Enjoy the holiday season and still have money leftover
November and December are busy months for most students.
The added financial stress of holiday shopping and party planning on a student budget can sometimes be the straw that breaks the student’s bank.
Help with financial planning is available to SAIT students and they don’t even have to leave campus to find it.
On Dec. 8, ATB Financial will be launching a budgeting app called ‘ATB Trackit’, and on-campus branch manager, Lauren Slen, said it can help students see exactly where their money is going.
“Budgeting can be boring.
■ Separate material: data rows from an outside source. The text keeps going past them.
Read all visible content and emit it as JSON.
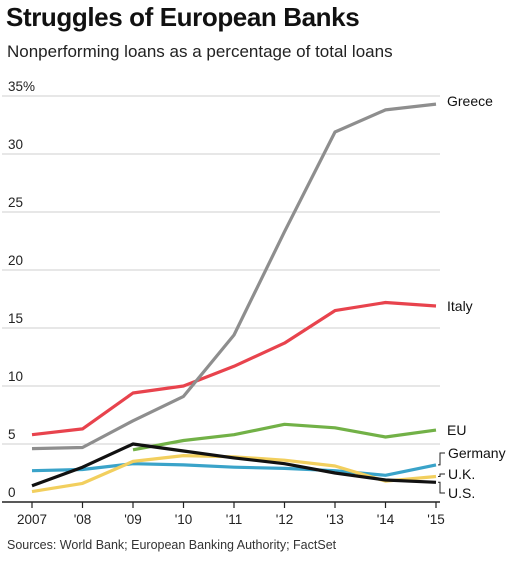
{
  "title": "Struggles of European Banks",
  "subtitle": "Nonperforming loans as a percentage of total loans",
  "source": "Sources: World Bank; European Banking Authority; FactSet",
  "colors": {
    "grid": "#cfcfcf",
    "axis": "#222222",
    "Greece": "#8e8e8e",
    "Italy": "#e8434d",
    "EU": "#72b147",
    "Germany": "#3aa3c9",
    "U.K.": "#f2cf5e",
    "U.S.": "#111111"
  },
  "chart_data": {
    "type": "line",
    "x": [
      2007,
      2008,
      2009,
      2010,
      2011,
      2012,
      2013,
      2014,
      2015
    ],
    "x_tick_labels": [
      "2007",
      "'08",
      "'09",
      "'10",
      "'11",
      "'12",
      "'13",
      "'14",
      "'15"
    ],
    "y_tick_labels": [
      "0",
      "5",
      "10",
      "15",
      "20",
      "25",
      "30",
      "35%"
    ],
    "y_ticks": [
      0,
      5,
      10,
      15,
      20,
      25,
      30,
      35
    ],
    "ylim": [
      0,
      35
    ],
    "xlim": [
      2007,
      2015
    ],
    "grid": true,
    "legend": "direct labels at right end of each line",
    "series": [
      {
        "name": "Greece",
        "values": [
          4.6,
          4.7,
          7.0,
          9.1,
          14.4,
          23.3,
          31.9,
          33.8,
          34.3
        ]
      },
      {
        "name": "Italy",
        "values": [
          5.8,
          6.3,
          9.4,
          10.0,
          11.7,
          13.7,
          16.5,
          17.2,
          16.9
        ]
      },
      {
        "name": "EU",
        "values": [
          null,
          null,
          4.5,
          5.3,
          5.8,
          6.7,
          6.4,
          5.6,
          6.2
        ]
      },
      {
        "name": "Germany",
        "values": [
          2.7,
          2.8,
          3.3,
          3.2,
          3.0,
          2.9,
          2.7,
          2.3,
          3.2
        ]
      },
      {
        "name": "U.K.",
        "values": [
          0.9,
          1.6,
          3.5,
          4.0,
          3.9,
          3.6,
          3.1,
          1.8,
          2.2
        ]
      },
      {
        "name": "U.S.",
        "values": [
          1.4,
          3.0,
          5.0,
          4.4,
          3.8,
          3.3,
          2.5,
          1.9,
          1.7
        ]
      }
    ]
  }
}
This [app] makes it more interactive,” she said.
The Trackit app links every North American account that a user has, including credit cards and gift cards, and tracks and displays the users’ spending habits.
For those who prefer a personal approach, ATB also has money advisors who can offer students tips and tools on how to build credit, improve their finances, and better manage their money.
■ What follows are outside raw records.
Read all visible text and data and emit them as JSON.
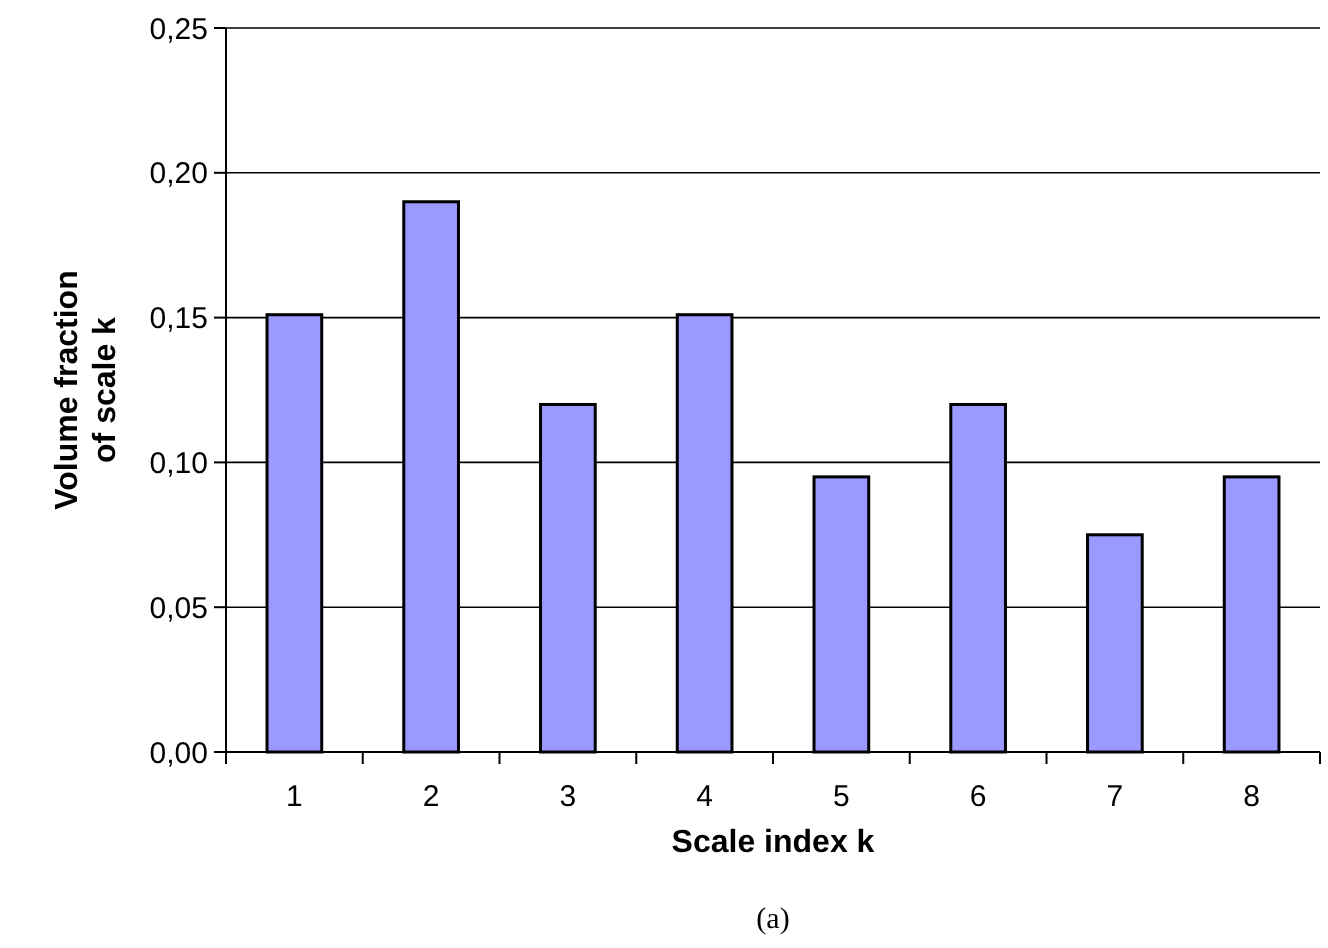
{
  "chart_data": {
    "type": "bar",
    "xlabel": "Scale index k",
    "ylabel": "Volume fraction of scale k",
    "categories": [
      "1",
      "2",
      "3",
      "4",
      "5",
      "6",
      "7",
      "8"
    ],
    "values": [
      0.151,
      0.19,
      0.12,
      0.151,
      0.095,
      0.12,
      0.075,
      0.095
    ],
    "color": "#9999ff",
    "ylim": [
      0,
      0.25
    ],
    "yticks": [
      {
        "value": 0,
        "label": "0,00"
      },
      {
        "value": 0.05,
        "label": "0,05"
      },
      {
        "value": 0.1,
        "label": "0,10"
      },
      {
        "value": 0.15,
        "label": "0,15"
      },
      {
        "value": 0.2,
        "label": "0,20"
      },
      {
        "value": 0.25,
        "label": "0,25"
      }
    ],
    "grid": "y",
    "annotations": [
      "(a)"
    ]
  }
}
The branch is located in the E.H. Crandell building, and no appointment is necessary.
Slen said that there are a number of tools a student can use to plan for financial success this holiday.
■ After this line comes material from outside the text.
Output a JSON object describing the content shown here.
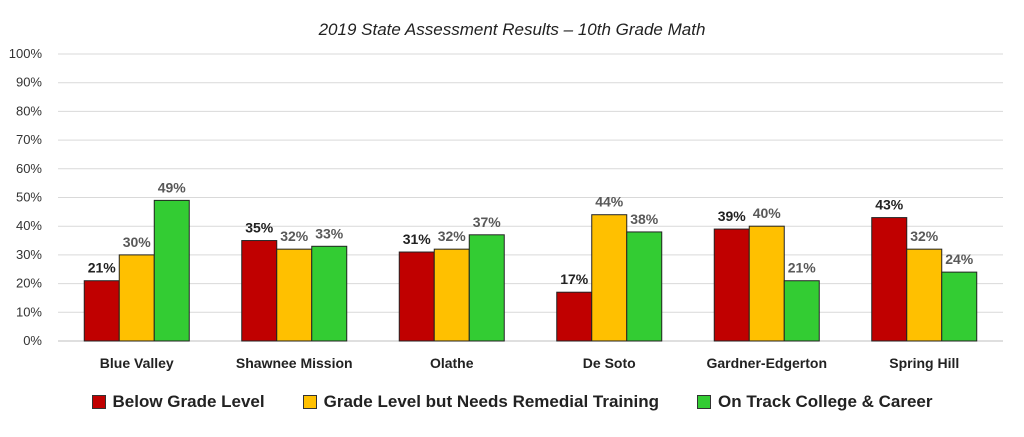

When paying with credit cards, have target goals of how much is going to be spent, or better yet, use a ‘cash only’ system so that the amount spent can be seen immediately.
Many people can get carried away with the various items they want to buy this season, so Slen’s number one tip for students is to be realistic about what they can and cannot afford.
She and her family have cut back on Christmas gifts to save money during the holidays.
“The money we would have spent on gifts is spent doing things together, like skiing,” said Slen.
Mary Hunt, a personal finance expert, suggests that people should look at their finances, and set an absolute number for what they can spend this holiday season without going over that limit.
In an article from Forbes.com, Hunt said that people are turned off by the word ‘budget’ because they envision spreadsheets, but she argues that budgeting can be simple.
Hunt suggested prioritizing gift-giving by trimming down the number of people on the gift list and getting creative with low-cost gifts.
Dana Dratch, a writer for the personal finance website Bankrate.com, also suggested some unique gift ideas in an article on the website.
“Offer to baby-sit, walk the dog, or take an elderly relative for an outing.
“The cost is next to nothing, but the gift is priceless,” she said.
She also recommended sending e-cards as a free way to catch up with faraway friends and relatives.
There are a variety of ideas online for creative yet inexpensive ways to save money during the holidays.
For instance, the website BetterBudgeting.com listed 39 frugal tips for saving money at Christmas.
Some examples are using magazine pages or the comic section from a newspaper to wrap small gifts and watching DVD’s or Netflix at home instead of spending money at the movie theatre.
On Pinterest.com, the crafty idea hub, a post titled “25 handmade gifts under $5,” offered detailed directions on how to make meaningful cost-effective gifts.
ACAD graduate and SAIT Program Administrator FarLee Mowat said that she often makes gifts for friends and sees creative gift ideas in the many diverse shops in neighbourhoods like Inglewood and Kensington.
“There’s amazing things you can create with no money,” she said.
Mowat makes a habit of buying clothes that never go out of style in order to cut down on the stress of holiday outfit planning, and also to save money.
“Christmas is a time to be social and with friends and family; it’s not about stressing over what to wear,” said Mowat.
She also occasionally shops second-hand at Calgary consignment stores like the Peacock Boutique and Better on You, and will sometimes make alterations to her clothing to improve the look.
A search of ‘best thrift stores’ on yelp.ca reveals that Calgary has a variety of second-hand stores for men and women to find reasonably priced holiday garb.